Peloton identified a number of factors in the 3-month period that ended March 31, which indicated an “triggering event” to impose an impairment charge. the company said in a Tuesday 10-Q filing with the Securities and Exchange Commission. This charge was directly related to fitness products.

Peloton stated in the filing that these factors included a softening of demand, increased inventory costs and logistics, and a steady decline in stock prices. Market cap for the company has declined to approximately $4.5 Billion from its peak at $50 billion earlier last year.

Peloton lost $757.1 million in its latest quarter, up from $8.6 million one year ago. the company reported on Tuesday morning.

Peloton recorded a 24% drop in sales to $964.3million, which is the first decline in year-over-year revenues since its public listing in 2019.

Peloton, which is now run by Chief Executive Officer Barry McCarthy, offered up a weaker-than-anticipated outlook for its current quarter that ends on June 1, saying that demand could continue to be soft in the near term.

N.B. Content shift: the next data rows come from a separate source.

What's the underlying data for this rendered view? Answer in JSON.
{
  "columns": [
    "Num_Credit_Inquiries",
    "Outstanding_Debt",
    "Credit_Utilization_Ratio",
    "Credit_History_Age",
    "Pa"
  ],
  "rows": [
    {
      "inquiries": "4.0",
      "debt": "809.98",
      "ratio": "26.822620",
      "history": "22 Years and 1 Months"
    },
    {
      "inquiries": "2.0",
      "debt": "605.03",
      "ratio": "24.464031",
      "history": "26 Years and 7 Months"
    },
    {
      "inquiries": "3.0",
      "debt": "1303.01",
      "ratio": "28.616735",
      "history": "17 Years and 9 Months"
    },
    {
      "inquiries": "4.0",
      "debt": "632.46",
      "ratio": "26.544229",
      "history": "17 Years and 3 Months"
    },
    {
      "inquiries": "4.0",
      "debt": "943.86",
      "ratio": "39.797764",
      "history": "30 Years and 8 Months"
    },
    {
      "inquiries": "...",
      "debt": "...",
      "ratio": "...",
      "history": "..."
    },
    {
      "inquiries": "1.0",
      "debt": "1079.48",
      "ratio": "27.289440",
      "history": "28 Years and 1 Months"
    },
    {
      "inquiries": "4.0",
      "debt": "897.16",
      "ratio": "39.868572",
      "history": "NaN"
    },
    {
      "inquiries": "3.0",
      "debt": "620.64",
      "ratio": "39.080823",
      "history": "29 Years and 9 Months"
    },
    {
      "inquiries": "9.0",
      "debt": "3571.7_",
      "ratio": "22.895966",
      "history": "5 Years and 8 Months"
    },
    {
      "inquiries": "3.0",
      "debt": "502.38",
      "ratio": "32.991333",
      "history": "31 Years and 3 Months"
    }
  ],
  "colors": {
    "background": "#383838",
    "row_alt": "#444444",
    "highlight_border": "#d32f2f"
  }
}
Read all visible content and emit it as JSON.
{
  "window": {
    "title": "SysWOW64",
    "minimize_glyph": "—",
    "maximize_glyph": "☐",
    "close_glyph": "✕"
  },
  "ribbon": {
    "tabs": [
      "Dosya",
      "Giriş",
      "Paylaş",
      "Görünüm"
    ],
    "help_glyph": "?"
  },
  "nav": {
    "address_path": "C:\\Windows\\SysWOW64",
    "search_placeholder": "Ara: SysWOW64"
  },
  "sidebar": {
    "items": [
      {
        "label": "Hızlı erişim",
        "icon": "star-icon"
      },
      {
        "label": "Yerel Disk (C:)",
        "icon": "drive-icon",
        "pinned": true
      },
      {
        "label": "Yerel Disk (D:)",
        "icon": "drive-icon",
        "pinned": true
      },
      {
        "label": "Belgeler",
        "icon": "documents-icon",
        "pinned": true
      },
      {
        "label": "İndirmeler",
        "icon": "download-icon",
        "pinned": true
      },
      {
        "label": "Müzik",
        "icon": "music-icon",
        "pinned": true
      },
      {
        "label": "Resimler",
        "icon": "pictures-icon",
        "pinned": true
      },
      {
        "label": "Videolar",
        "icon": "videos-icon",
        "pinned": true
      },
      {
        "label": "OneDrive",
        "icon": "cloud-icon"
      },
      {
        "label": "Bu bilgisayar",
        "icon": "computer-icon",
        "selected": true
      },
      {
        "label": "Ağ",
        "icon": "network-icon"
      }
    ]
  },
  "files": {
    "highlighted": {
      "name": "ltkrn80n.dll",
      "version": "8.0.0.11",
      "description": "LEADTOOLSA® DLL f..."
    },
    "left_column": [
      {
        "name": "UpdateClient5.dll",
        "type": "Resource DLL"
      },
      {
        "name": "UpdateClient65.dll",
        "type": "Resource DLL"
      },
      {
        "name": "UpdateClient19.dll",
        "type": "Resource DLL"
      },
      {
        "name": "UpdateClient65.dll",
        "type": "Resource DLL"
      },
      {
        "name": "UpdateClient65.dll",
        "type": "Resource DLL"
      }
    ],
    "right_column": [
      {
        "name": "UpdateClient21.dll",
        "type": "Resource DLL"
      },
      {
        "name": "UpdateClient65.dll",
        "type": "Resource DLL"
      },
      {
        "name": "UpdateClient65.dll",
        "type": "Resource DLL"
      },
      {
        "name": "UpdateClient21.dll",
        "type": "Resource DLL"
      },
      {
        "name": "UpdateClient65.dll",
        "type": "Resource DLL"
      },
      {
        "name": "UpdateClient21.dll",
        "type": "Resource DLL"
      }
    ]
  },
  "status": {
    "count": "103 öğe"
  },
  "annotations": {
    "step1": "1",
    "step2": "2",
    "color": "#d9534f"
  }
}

Peloton saw its inventories grow significantly as demand fell from the pandemic peak. They now total $1.4 Billion on the company’s balance sheets, up from $937.1 M a year ago. Peloton stated in its 10-Q filing that almost all of it was made up finished products, which are currently in storage or waiting to be delivered by the company.

CNBC reported late in January that Peloton was planning to temporarily halt production of some of its equipment in order to reset inventory levels. John Foley, then-CEO and cofounder of Peloton, responded that Peloton required to be. “right-size” production levels.

McCarthy, Peloton’s new CEO, stated Tuesday that Peloton isn’t making “quite enough progress in right-sizing its production” as it should.

Andrew Rendich now leads the supply chain team at the company. Rendich said that they had worked closely with their partners in order to place parts with long lead times.

Peloton was able to reduce its third-party supplier commitments from $550 million to $120 million to $280 million by Dec. 31.